As his ideas matured, Goodman evolved the idea of decentralization of power to local neighborhood groups. He often quoted Jefferson as saying that as laws tend to be defied, it is best to have as few of them as possible. This sentiment is gospel to today’s libertarians. He wrote: “Citizenship springs from liberty and so must start from local and occupational liberty” (p.99). In those days it was still difficult to grasp that it was government assistance that was undermining citizenship and destroying neighborhoods. But it was true. Societies are not only powered by money, they can be destroyed by it. Predicting the outcomes of even the smallest change is fiendishly difficult. One small change of a rule by the government can result in catastrophe—witness the destruction of corporate R&D over the past two decades, thanks in large part to well-meaning government intervention.

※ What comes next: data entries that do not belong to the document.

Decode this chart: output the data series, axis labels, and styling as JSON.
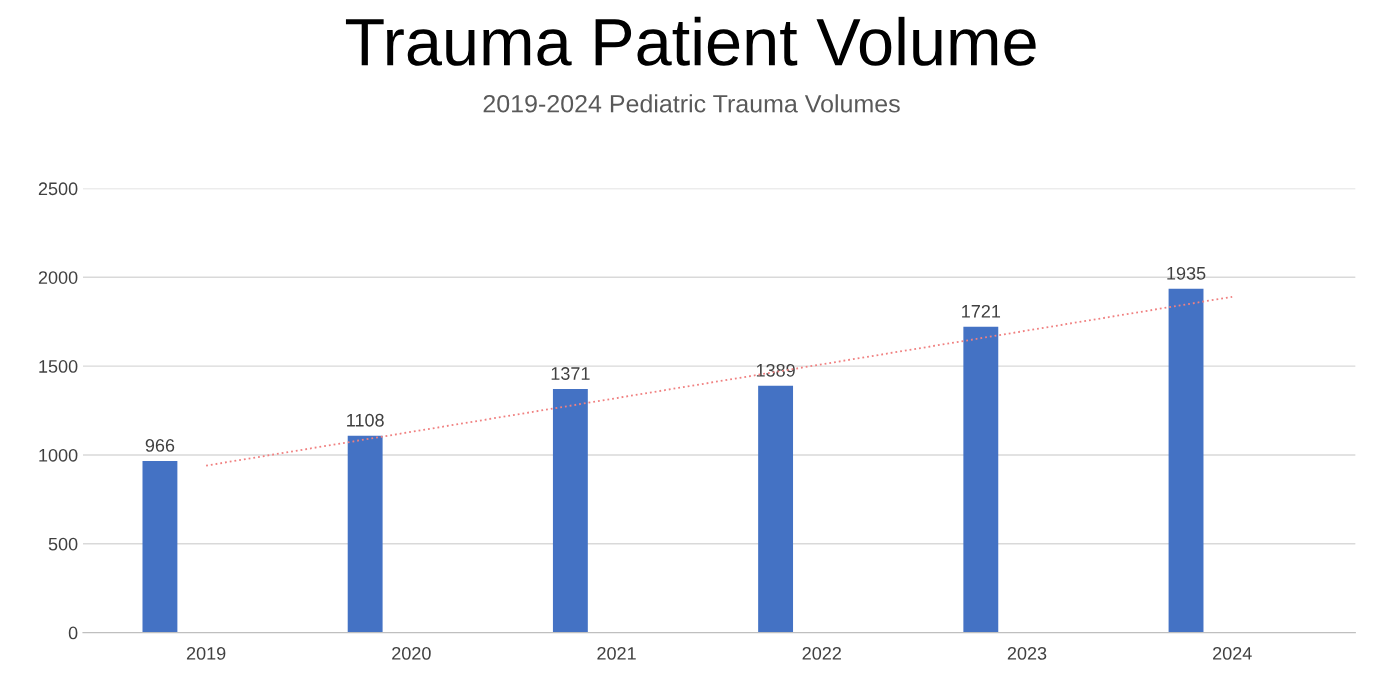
{
  "chart_data": {
    "type": "bar",
    "title": "Trauma Patient Volume",
    "subtitle": "2019-2024 Pediatric Trauma Volumes",
    "categories": [
      "2019",
      "2020",
      "2021",
      "2022",
      "2023",
      "2024"
    ],
    "series": [
      {
        "color": "#4472c4",
        "values": [
          966,
          1108,
          1371,
          1389,
          1721,
          1935
        ],
        "value_labels": [
          "966",
          "1108",
          "1371",
          "1389",
          "1721",
          "1935"
        ]
      },
      {
        "type": "line",
        "color": "#f08080",
        "line_style": "dotted",
        "values": [
          940,
          1130,
          1320,
          1510,
          1700,
          1890
        ]
      }
    ],
    "ylim": [
      0,
      2500
    ],
    "yticks": [
      0,
      500,
      1000,
      1500,
      2000,
      2500
    ],
    "grid": "y"
  }
}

The antiwar movement eventually led to America pulling out of Vietnam, consigning thousands to torture and death under Communism. Between 165,000 and 500,000 additional Vietnamese died after the Communist takeover. The Communist genocide in Cambodia that followed, proving the truth of the Domino Theory, was so horrifying that even Vietnam felt compelled to intervene to stop it. Their invasion of Cambodia in turn led to a war between Vietnam and Red China in 1979, which killed roughly another 56,000 troops and up to 100,000 civilians.
In New Reformation (1969), Goodman sees the ’60s counterculture as essentially a religious movement. “The worldwide youth movement, perhaps especially in its fanaticism and self-righteous violence, has come to look more like the Reformation than like other historic movements” (p.33). Increasingly Goodman distanced himself from the New Left, as he discovered that his attempts to educate the radicals about the virtues of classical liberalism were like lecturing to a cornfield, falling on deaf ears. The students were too much like Goodman was in his youth, and adopted many aspects of his early anarchist philosophy, while at the same time remaining stubbornly ignorant of the possibility that life as we know it could have existed before 1960. Goodman became increasingly frustrated at the ignorance and anti-intellectualism of his “students.”
In the end Goodman realized he had helped give birth to a movement of intolerance. Like today’s conservatives, he found himself heckled as students, intolerant of dissent, attempted to disrupt his lectures. “‘Do your thing’ means do their thing,” he wrote. They were “so insecure and resentful that they hotly resent criticism, and they are so alienated that they don’t understand it anyway.” They had become a noisy, furious mob, wallowing in post-modernistic nihilism. Just as after so many other revolutions before, there was no room for reason, only destruction. Because of its alliance with the far Left, the counterculture movement weakened America and, ironically, led to a massive increase in the size of the government the hippies so distrusted. Postmodernism, which later degenerated into greedy civilization-bashing, was their legacy. As Goodman saw it, the revolution was mindless. Yet by and large, even toward the end, while he was self-deprecatingly calling himself a “conservative” because of his belief in the value of knowledge of the past, he was its facilitator.
Like William F. Buckley, in the end Goodman found himself standing athwart history, yelling “Stop!”. Unlike Buckley, Paul Goodman got run over.